Como, según él mismo me ha dicho, el muchacho hace por lo menos cinco años que se esconde en esa esquina, supongo que ninguno de aquellos que deberían verlo lo ve. ¿Dónde hace sus necesidades fisiológicas imprescindibles? No lo sé, ni ha querido contármelo. Supongo que debe esconderse muy pero muy bien en esos momentos. ¿Se lava en algún sitio? No lo creo. Algunas personas que sí lo ven (seguro tendrán una vista inusualmente aguda, como la de un lince) le regalan a veces viejas zapatillas o viejos zapatos, ésos que un hombre de bien ya no debería usar. ¿El muchacho que se esconde en esa esquina no es un hombre de bien? En la rápida encuesta que realicé a boca de ventanillas de automóviles detenidos por el semáforo y a transeúntes en general, la mayoría de los interrogados contestó no haberse dado cuenta de su existencia. Debe ser una respuesta razonable ya que, como he señalado en más de una ocasión (espero no cansarlos con mi insistencia), el muchacho es un verdadero experto en el juego de las escondidas. Alguien (alguien que, aunque ustedes no puedan creerlo, existe) le regaló una radio a transistores que funcionaba. Como por algo que desconozco (¿mi facilidad para viajar en el tiempo, la distancia que me separa de las escenas que observo, mi condición de extranjero en cualquier paraje del universo?) y que no será ajeno del todo a la casualidad yo sí puedo ver al muchacho escondido, lo noté feliz escuchando música con la radio bien pegadita a una de sus orejas.

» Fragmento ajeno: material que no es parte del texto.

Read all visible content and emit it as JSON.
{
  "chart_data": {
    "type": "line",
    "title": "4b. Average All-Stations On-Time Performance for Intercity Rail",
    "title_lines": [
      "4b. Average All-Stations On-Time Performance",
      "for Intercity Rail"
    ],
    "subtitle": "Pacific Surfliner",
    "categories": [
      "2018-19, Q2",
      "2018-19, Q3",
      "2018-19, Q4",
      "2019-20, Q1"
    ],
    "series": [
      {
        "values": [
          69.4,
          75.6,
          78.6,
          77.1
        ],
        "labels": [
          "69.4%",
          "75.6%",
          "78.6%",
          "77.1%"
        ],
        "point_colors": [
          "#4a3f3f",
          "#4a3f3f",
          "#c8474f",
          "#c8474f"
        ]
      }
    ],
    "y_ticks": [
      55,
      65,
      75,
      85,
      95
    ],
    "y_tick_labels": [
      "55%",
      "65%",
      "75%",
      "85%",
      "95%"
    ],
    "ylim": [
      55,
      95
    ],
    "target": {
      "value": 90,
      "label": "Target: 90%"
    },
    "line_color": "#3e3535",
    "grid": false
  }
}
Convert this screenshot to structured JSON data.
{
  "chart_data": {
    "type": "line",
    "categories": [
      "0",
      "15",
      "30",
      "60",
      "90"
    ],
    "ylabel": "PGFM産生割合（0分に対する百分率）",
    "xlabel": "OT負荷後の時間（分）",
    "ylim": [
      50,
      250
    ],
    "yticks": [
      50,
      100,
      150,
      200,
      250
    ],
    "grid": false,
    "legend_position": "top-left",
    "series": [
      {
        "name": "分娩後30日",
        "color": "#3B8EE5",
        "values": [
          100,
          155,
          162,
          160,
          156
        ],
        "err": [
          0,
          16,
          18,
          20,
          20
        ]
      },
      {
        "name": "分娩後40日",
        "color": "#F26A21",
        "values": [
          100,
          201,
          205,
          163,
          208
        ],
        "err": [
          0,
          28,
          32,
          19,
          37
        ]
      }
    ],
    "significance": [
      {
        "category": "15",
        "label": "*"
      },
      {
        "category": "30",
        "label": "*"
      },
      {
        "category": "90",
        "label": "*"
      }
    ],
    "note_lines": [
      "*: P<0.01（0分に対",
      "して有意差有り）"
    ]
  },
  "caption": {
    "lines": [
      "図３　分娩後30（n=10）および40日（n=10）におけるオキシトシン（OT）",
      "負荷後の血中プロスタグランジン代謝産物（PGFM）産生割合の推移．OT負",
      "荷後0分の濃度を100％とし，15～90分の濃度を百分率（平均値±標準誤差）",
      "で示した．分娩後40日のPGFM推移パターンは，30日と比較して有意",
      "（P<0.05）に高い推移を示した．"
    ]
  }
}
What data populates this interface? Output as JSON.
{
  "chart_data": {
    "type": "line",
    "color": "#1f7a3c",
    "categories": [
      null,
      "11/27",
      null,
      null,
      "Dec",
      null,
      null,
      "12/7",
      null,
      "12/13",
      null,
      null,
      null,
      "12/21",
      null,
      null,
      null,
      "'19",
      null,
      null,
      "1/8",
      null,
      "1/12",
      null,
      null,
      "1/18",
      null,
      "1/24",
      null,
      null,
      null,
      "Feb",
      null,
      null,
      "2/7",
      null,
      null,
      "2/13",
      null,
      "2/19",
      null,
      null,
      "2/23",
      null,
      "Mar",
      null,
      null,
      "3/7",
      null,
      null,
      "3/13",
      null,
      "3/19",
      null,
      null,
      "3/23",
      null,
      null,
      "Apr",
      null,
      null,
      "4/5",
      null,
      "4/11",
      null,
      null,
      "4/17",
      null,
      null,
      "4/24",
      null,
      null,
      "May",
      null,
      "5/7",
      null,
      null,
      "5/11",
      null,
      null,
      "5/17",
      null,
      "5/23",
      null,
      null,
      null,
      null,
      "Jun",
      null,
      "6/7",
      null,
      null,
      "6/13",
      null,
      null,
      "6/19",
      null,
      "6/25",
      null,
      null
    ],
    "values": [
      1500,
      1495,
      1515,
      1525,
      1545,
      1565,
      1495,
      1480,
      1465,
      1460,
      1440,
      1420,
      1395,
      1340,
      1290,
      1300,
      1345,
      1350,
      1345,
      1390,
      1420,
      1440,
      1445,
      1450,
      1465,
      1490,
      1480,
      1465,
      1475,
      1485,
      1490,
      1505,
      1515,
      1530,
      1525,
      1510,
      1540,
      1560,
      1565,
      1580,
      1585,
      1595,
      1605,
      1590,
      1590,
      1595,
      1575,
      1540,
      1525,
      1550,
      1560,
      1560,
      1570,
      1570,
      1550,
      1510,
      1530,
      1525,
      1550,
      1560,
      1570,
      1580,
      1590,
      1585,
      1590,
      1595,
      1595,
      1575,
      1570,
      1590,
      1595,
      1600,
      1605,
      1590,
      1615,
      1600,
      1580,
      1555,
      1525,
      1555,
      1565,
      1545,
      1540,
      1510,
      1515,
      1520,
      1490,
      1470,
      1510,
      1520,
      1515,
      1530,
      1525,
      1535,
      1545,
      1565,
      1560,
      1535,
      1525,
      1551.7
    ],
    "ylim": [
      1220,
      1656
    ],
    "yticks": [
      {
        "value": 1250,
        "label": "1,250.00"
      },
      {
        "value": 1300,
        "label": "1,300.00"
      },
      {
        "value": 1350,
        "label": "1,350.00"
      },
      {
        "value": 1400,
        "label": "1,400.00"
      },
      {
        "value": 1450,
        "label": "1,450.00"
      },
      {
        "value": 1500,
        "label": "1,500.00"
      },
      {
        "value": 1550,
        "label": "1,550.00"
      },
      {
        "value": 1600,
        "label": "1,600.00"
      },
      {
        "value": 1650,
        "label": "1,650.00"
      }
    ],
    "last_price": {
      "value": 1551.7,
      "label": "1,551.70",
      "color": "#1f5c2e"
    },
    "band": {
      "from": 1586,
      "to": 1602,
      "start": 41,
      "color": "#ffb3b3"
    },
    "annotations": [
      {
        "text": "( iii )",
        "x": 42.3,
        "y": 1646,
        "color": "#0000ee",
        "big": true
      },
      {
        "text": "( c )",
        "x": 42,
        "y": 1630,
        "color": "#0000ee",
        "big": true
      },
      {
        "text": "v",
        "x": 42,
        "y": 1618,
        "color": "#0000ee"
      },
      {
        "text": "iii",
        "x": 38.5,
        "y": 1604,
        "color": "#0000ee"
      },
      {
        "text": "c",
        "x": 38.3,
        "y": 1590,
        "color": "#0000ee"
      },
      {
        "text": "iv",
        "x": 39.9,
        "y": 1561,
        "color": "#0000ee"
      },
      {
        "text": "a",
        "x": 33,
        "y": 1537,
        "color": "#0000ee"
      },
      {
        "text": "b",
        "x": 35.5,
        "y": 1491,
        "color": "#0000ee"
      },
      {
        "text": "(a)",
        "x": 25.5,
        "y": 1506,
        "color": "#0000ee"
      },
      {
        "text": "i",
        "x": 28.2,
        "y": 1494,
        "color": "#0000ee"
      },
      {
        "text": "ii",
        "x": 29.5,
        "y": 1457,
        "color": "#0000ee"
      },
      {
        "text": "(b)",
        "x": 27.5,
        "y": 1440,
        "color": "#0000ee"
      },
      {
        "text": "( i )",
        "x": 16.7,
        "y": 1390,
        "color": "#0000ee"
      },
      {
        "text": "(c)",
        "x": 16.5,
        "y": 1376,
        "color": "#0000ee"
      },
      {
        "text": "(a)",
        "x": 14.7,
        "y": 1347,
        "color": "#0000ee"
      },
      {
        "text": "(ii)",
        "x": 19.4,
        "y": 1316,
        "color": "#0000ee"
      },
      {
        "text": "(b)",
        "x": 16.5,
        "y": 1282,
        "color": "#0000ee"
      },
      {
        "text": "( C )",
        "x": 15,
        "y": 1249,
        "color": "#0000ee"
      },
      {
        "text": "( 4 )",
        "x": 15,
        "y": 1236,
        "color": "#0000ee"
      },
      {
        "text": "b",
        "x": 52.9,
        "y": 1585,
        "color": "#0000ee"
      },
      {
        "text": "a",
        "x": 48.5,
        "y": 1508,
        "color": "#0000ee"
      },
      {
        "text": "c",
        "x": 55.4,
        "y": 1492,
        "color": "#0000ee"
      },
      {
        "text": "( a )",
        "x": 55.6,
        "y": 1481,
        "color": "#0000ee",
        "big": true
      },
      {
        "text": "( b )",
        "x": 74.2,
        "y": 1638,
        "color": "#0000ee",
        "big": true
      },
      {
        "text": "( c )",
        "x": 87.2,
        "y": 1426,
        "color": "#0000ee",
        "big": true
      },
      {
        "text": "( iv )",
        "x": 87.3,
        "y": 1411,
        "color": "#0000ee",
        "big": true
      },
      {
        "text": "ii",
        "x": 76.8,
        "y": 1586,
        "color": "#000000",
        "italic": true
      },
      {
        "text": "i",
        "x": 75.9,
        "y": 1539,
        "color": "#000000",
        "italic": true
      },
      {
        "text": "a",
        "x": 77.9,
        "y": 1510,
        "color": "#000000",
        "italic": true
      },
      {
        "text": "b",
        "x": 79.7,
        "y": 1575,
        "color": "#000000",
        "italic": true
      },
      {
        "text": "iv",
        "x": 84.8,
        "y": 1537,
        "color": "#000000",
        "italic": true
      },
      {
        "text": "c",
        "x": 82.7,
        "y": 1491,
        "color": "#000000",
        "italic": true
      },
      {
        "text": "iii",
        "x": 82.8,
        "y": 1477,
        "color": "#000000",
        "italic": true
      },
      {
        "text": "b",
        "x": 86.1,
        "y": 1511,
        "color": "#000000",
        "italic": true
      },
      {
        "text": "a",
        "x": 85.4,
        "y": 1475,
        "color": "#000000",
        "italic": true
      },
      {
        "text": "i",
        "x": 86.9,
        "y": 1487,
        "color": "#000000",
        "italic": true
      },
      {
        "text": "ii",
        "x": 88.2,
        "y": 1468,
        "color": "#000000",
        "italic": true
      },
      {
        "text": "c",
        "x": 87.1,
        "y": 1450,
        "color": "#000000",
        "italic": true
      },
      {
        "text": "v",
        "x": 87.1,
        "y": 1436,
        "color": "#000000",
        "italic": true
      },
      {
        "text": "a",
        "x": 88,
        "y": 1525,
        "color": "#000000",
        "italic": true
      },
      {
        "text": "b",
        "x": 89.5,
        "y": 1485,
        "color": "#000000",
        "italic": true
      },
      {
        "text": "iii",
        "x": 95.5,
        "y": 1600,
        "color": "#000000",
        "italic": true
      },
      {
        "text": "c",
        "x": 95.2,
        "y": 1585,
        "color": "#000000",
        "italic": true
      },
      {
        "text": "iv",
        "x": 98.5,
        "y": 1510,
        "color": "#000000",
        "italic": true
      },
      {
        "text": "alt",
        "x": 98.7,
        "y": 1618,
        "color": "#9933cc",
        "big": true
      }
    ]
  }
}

Este ejemplo que les he dado se multiplica en otras calles, en otros barrios. Ignoro si en estos tiempos, cuando el turismo parece resplandeciente en la ciudad, se organizan paseos guiados para ver a los seres que se esconden en las esquinas. Si existieran, me parece interesante sugerir que se podrían ofrecer premios a quienes sean capaces de descubrirlos. Se me ocurre que el reconocimiento debería ser especial para los visitantes que consigan distinguir que se trata de seres humanos. Es difícil calcular el valor de la recompensa para los que, aunque puedan verlos con claridad, sostengan que no son personas sino simios.